Se me olvidaba el café- me contestó tranquilamente mientras me ayudaba a incorporarme y sostenía en sus manos mi cereal, mi crema y mis filtros.

-Gracias, muy amable – le dije tomando mis productos y dando media vuelta para alejarme de él lo mas pronto posible, porque no sé si era por miedo a que fuera un sicópata, o porque su mirada y su sonrisa me producían flojera, el caso es que en su presencia me sentía fuera de rosca.

-Perdóname si te molesto – dijo mientras me seguía – es que …no sé como decirte, pero…me gustaría conocerte.

Me voltié en redondo.
-¿A mi? Vo
-Si, ¿te parece extraño?
-Pues …si.- No sé si me sentía halagada o burlada, en cualquier caso me sentía muy rara.

No sé a que viene ese interés tuyo por conocerme, pero como tu comprenderás, estos no son tiempos para socializar con extraños.

-Bueno, dejemos de ser extraños.
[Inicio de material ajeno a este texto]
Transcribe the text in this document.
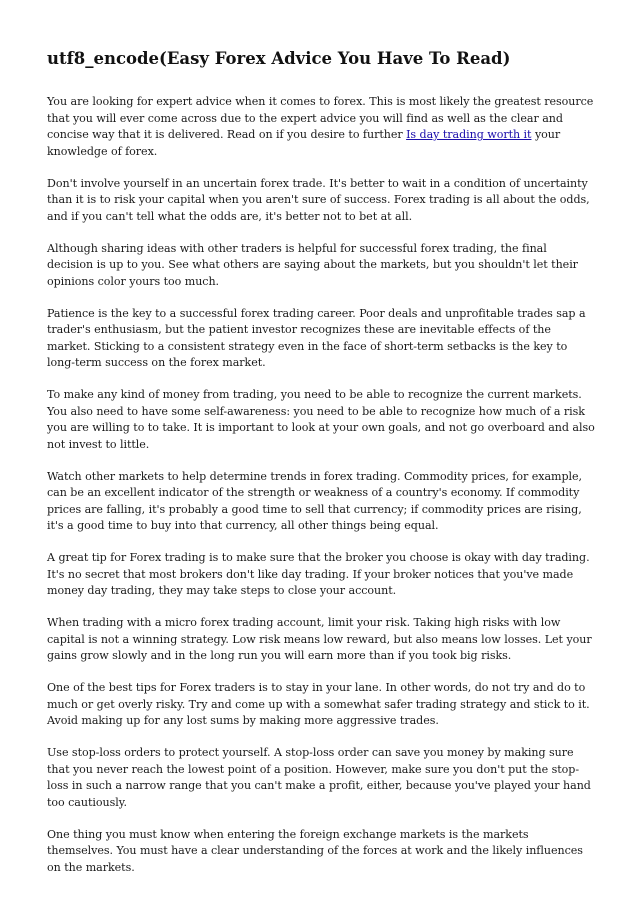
utf8_encode(Easy Forex Advice You Have To Read)

You are looking for expert advice when it comes to forex. This is most likely the greatest resource that you will ever come across due to the expert advice you will find as well as the clear and concise way that it is delivered. Read on if you desire to further Is day trading worth it your knowledge of forex.

Don't involve yourself in an uncertain forex trade. It's better to wait in a condition of uncertainty than it is to risk your capital when you aren't sure of success. Forex trading is all about the odds, and if you can't tell what the odds are, it's better not to bet at all.

Although sharing ideas with other traders is helpful for successful forex trading, the final decision is up to you. See what others are saying about the markets, but you shouldn't let their opinions color yours too much.

Patience is the key to a successful forex trading career. Poor deals and unprofitable trades sap a trader's enthusiasm, but the patient investor recognizes these are inevitable effects of the market. Sticking to a consistent strategy even in the face of short-term setbacks is the key to long-term success on the forex market.

To make any kind of money from trading, you need to be able to recognize the current markets. You also need to have some self-awareness: you need to be able to recognize how much of a risk you are willing to to take. It is important to look at your own goals, and not go overboard and also not invest to little.

Watch other markets to help determine trends in forex trading. Commodity prices, for example, can be an excellent indicator of the strength or weakness of a country's economy. If commodity prices are falling, it's probably a good time to sell that currency; if commodity prices are rising, it's a good time to buy into that currency, all other things being equal.

A great tip for Forex trading is to make sure that the broker you choose is okay with day trading. It's no secret that most brokers don't like day trading. If your broker notices that you've made money day trading, they may take steps to close your account.

When trading with a micro forex trading account, limit your risk. Taking high risks with low capital is not a winning strategy. Low risk means low reward, but also means low losses. Let your gains grow slowly and in the long run you will earn more than if you took big risks.

One of the best tips for Forex traders is to stay in your lane. In other words, do not try and do to much or get overly risky. Try and come up with a somewhat safer trading strategy and stick to it. Avoid making up for any lost sums by making more aggressive trades.

Use stop-loss orders to protect yourself. A stop-loss order can save you money by making sure that you never reach the lowest point of a position. However, make sure you don't put the stop-loss in such a narrow range that you can't make a profit, either, because you've played your hand too cautiously.

One thing you must know when entering the foreign exchange markets is the markets themselves. You must have a clear understanding of the forces at work and the likely influences on the markets.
Mi nombre es Carlos Manuel Peraza, ¿y el tuyo? -Me tendió su mano.

El mío es Claribel Montalvan – fue el primero que se me ocurrió.
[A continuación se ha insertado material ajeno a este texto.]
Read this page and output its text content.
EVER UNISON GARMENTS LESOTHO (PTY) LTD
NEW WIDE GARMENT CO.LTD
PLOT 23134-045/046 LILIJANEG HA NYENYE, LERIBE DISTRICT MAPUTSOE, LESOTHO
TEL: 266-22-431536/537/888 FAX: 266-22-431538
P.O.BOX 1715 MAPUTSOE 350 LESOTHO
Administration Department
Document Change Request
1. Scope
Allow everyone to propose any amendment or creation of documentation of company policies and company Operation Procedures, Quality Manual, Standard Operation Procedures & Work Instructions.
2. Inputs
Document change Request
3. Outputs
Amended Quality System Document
-No me engañes, – sonrió- No tienes cara de Claribel.

No, tengo cara de galleta, eso lo se yo – pensé, pero solamente le dije “ Bueno, me llamo Teresita. Teresita Fuentes.”

-Vamos a tomar un café al arie libre quizás comenzamos a conocernos mejor.

Me encantaría Carlos Manuel, pero no puedo- Decliné no muy convencida.

-¿Por que? ¿Esposo? ¿Novio? ¿Hijos?

-No, no…sólo perro, pero muy celoso.

Sonrió.
-Entonces no tienes excusa

Dejé de resistirme. Después de todo no me estaba pidiendo nada extraordinario. Cerca de allí había un café en donde nos podíamos sentar y hablar un rato sin correr ningún riesgo.

Era sábado y yo sólo tenía a Mocho esperando por mi y una vez que yo salía, a él le daba lo mismo que regresara a las tres horas que a los quince minutos porque los perros no tienen noción del tiempo. Aunque tan sólo fuera por respirar un poco el aire impuro de la ciudad en compañía de una misterioso hombre guapo, cuyo interés en mi, no me podía explicar. No perdía nada con intentar averiguarlo.

Nos fuimos a Café Latte. Eran más o menos las dos de la tarde cuando nos sentamos. Allí nos dieron las 10 de la noche. Como a eso de las 7:30 comimos, porque también servían cena.

Bebimos, comimos, tomamos café y hablamos por horas y nos hubiesemos quedado allí toda la noche si no hubiese pasado un hombre llevando un perro igualito a Mocho que me hizo sentir culpable de ser tan feliz que pude olvidar que el pobre Mocho tenía que comer.

Nos despedimos con la promesa de vernos al día siguiente. Nos vimos ese y luego los demás días de nuestras vidas, porque a Carlos Manuel no le importó que yo ya estuviera en edad premenopáusica, que hubiese aumentado unas libritas, que fuera una simple empleada con un suelto medio, y que no luciera tan agraciada como nada más que unos quince años atrás. El, con todo lo bello que luce ( o por le menos así lo veo yo) con lo inteligente que es (creo yo) con su trabajo de empleado de correo y su sueldo suficiente junto con el mío para vivir cómodamente, se prendó de mis defectos y me ha amado hasta ahora con una entrega solamente comparable a la mía.

Mi abuela me dijo muchas veces, “No importa que edad tengas, como luzcas, o como te sientas. Algún día alguien te mirará y te verá por dentro.”